Ingredients
Equipment
Method
- Heat the 6 Quart Stock Pot over medium heat. The pan is ready when water droplets dance across the surface.
- Season the chicken pieces with salt and pepper. Add the chicken to the hot pot and sear the meat on all sides. This takes approximately 8 minutes.
- Transfer the seared chicken to a heatproof bowl. Pour any liquid from the pot over the chicken then carefully wipe the pot with a couple layers of paper toweling. Return the pot to the heat.
- Add 2 Tablespoons of olive oil to the pot. Allow it to heat for one minute. The vegetables should “sizzle” when added. Add the potato, onion, celery, carrot, and garlic cloves.
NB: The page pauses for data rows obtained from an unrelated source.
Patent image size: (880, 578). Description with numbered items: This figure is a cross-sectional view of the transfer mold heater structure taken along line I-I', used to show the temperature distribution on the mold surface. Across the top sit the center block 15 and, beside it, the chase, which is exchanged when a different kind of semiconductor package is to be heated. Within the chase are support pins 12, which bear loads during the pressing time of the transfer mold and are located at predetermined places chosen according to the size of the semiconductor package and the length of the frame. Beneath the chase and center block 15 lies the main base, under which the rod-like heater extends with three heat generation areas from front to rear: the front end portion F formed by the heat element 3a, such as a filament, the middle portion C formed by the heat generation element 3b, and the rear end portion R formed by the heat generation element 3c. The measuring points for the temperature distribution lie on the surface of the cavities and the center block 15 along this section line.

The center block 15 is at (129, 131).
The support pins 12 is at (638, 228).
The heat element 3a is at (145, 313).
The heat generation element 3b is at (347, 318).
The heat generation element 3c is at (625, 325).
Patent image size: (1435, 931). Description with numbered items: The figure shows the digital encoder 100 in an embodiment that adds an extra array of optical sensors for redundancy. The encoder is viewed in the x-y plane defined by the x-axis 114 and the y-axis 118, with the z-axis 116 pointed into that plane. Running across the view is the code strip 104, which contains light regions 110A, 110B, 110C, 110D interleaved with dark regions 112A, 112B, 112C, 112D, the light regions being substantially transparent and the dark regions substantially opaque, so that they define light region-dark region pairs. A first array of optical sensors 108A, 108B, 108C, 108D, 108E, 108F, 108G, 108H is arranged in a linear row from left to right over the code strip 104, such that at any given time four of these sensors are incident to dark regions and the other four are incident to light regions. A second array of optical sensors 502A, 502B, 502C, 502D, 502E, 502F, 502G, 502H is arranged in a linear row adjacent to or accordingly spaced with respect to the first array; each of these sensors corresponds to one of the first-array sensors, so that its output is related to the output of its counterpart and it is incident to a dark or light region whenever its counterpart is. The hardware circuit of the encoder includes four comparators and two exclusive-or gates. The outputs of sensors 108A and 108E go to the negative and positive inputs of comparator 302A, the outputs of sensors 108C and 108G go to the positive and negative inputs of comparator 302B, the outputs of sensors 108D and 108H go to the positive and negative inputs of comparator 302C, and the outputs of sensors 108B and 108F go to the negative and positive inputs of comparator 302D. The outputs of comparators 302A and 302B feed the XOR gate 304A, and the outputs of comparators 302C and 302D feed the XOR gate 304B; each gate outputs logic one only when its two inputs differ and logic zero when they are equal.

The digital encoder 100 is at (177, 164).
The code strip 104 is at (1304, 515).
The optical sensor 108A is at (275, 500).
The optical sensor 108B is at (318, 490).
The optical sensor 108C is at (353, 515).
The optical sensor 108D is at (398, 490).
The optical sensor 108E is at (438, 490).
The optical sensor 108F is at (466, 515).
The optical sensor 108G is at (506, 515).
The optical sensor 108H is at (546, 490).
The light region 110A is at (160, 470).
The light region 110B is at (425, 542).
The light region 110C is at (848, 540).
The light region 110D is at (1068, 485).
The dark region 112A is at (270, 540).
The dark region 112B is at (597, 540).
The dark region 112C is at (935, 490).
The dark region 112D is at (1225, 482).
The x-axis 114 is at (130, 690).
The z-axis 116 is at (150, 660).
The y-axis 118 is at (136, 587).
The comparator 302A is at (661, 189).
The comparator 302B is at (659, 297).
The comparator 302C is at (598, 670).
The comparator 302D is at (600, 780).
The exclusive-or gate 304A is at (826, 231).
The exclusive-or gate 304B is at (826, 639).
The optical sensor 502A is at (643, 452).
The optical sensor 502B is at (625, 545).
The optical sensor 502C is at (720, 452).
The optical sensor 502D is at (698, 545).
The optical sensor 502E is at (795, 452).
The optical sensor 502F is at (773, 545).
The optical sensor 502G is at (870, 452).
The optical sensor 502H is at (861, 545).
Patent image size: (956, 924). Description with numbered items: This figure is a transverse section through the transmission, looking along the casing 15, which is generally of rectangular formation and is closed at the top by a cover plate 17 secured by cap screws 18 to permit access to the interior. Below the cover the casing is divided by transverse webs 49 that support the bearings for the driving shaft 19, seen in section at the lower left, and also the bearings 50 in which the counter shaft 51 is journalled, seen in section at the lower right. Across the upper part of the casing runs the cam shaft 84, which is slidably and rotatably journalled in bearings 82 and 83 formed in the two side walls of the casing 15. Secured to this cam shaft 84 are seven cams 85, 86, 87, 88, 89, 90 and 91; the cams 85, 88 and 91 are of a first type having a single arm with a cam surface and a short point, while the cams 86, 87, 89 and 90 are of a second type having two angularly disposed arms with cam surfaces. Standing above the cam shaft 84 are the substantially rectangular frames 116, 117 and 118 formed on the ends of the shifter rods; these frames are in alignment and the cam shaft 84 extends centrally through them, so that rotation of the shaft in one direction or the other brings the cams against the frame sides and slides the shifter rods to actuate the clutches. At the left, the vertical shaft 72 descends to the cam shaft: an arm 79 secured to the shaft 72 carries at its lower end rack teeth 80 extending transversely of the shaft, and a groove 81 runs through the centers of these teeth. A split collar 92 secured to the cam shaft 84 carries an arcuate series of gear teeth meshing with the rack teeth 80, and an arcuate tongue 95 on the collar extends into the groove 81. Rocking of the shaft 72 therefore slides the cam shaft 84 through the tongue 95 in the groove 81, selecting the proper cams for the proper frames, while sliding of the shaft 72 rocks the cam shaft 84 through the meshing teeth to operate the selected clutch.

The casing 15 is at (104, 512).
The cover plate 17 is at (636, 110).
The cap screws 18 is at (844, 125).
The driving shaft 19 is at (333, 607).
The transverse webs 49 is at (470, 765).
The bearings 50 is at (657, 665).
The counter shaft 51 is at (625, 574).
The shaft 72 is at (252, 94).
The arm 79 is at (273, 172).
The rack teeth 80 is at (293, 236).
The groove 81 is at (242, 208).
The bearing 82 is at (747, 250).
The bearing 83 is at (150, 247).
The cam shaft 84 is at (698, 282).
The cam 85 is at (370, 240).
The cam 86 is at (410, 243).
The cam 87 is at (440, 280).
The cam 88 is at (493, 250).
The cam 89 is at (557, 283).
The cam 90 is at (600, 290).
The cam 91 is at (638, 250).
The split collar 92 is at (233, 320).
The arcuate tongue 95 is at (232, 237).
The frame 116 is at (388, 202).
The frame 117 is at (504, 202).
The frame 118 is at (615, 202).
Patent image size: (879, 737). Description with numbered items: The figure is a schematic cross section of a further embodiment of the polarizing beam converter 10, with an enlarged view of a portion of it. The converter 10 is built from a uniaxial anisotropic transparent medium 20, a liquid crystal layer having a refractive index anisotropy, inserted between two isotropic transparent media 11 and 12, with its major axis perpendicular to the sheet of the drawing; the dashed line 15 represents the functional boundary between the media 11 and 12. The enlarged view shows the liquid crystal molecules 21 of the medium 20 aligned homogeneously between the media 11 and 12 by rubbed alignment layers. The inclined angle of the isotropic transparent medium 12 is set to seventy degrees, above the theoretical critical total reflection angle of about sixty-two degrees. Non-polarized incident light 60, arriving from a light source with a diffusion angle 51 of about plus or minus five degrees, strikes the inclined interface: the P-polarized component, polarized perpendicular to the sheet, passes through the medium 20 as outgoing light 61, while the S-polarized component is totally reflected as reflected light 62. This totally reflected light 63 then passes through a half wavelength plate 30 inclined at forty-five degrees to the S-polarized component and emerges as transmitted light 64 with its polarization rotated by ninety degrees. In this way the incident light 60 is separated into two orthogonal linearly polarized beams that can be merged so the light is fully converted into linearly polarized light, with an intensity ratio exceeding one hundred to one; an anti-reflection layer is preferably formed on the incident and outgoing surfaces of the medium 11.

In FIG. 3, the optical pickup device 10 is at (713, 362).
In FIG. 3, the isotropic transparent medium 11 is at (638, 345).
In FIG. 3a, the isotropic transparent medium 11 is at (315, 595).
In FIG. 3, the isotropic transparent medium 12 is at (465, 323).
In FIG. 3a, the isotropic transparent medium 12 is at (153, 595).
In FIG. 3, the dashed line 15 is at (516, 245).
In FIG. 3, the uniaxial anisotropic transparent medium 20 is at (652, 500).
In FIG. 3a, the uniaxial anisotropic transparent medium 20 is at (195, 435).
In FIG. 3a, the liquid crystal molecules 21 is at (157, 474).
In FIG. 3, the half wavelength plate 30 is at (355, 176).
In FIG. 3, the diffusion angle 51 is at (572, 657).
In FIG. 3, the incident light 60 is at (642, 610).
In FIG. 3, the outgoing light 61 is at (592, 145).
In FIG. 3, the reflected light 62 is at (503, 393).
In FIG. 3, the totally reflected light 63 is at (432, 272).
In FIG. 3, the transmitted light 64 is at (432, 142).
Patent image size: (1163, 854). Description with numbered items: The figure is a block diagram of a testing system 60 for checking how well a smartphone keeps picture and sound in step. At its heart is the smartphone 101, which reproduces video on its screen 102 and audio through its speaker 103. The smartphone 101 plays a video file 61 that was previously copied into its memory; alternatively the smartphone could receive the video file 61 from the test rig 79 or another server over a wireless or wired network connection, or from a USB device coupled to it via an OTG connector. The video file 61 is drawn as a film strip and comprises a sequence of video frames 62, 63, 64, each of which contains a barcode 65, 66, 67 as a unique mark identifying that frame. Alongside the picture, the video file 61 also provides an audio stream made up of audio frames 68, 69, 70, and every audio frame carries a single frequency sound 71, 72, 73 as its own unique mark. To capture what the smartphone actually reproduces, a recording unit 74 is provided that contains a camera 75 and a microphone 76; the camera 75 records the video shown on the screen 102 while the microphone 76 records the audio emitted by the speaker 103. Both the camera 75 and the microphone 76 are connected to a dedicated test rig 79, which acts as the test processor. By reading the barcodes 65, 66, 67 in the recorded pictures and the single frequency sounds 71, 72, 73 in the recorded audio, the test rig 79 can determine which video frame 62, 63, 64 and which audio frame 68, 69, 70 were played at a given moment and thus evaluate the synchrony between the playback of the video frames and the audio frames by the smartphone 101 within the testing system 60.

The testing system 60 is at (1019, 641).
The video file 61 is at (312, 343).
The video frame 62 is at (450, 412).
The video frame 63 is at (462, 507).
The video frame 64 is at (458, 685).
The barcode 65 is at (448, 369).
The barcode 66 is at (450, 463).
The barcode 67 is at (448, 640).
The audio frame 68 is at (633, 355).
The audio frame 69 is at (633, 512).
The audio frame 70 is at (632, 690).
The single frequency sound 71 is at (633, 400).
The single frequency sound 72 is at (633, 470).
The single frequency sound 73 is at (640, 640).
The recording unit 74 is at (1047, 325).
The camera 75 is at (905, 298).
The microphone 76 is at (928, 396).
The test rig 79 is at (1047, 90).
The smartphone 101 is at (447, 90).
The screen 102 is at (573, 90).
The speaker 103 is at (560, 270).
- Season the vegetables with 1 teaspoon of sea salt and 1/4 teaspoon of ground black pepper. Add the thyme and oregano. Stir to combine and allow the vegetables to cook for 5 minutes.
- Add the mushrooms and continue cooking, uncovered, for an additional 8 minutes.
- Transfer the chicken back to the pot along with any juices. Pour 1 cup of pearled barley over the mixture. Add 2 quarts unsalted chicken stock (or water) and 1/4 cup of dry, white wine. Season with salt and pepper.
- Cover the pot with its lid. Cook over medium heat just until steam begins to escape from under the lid, 6-8 minutes. Spin the lid to engage the Vapor Seal. Immediately reduce the heat to low.
- Cook until the barley is tender, approximately 35 minutes.
- When the soup is done, stir in 1/4 cup chopped fresh parsley. Stir to combine and serve.
Notes
Serve the soup with some grated Pecorino cheese sprinkled on top.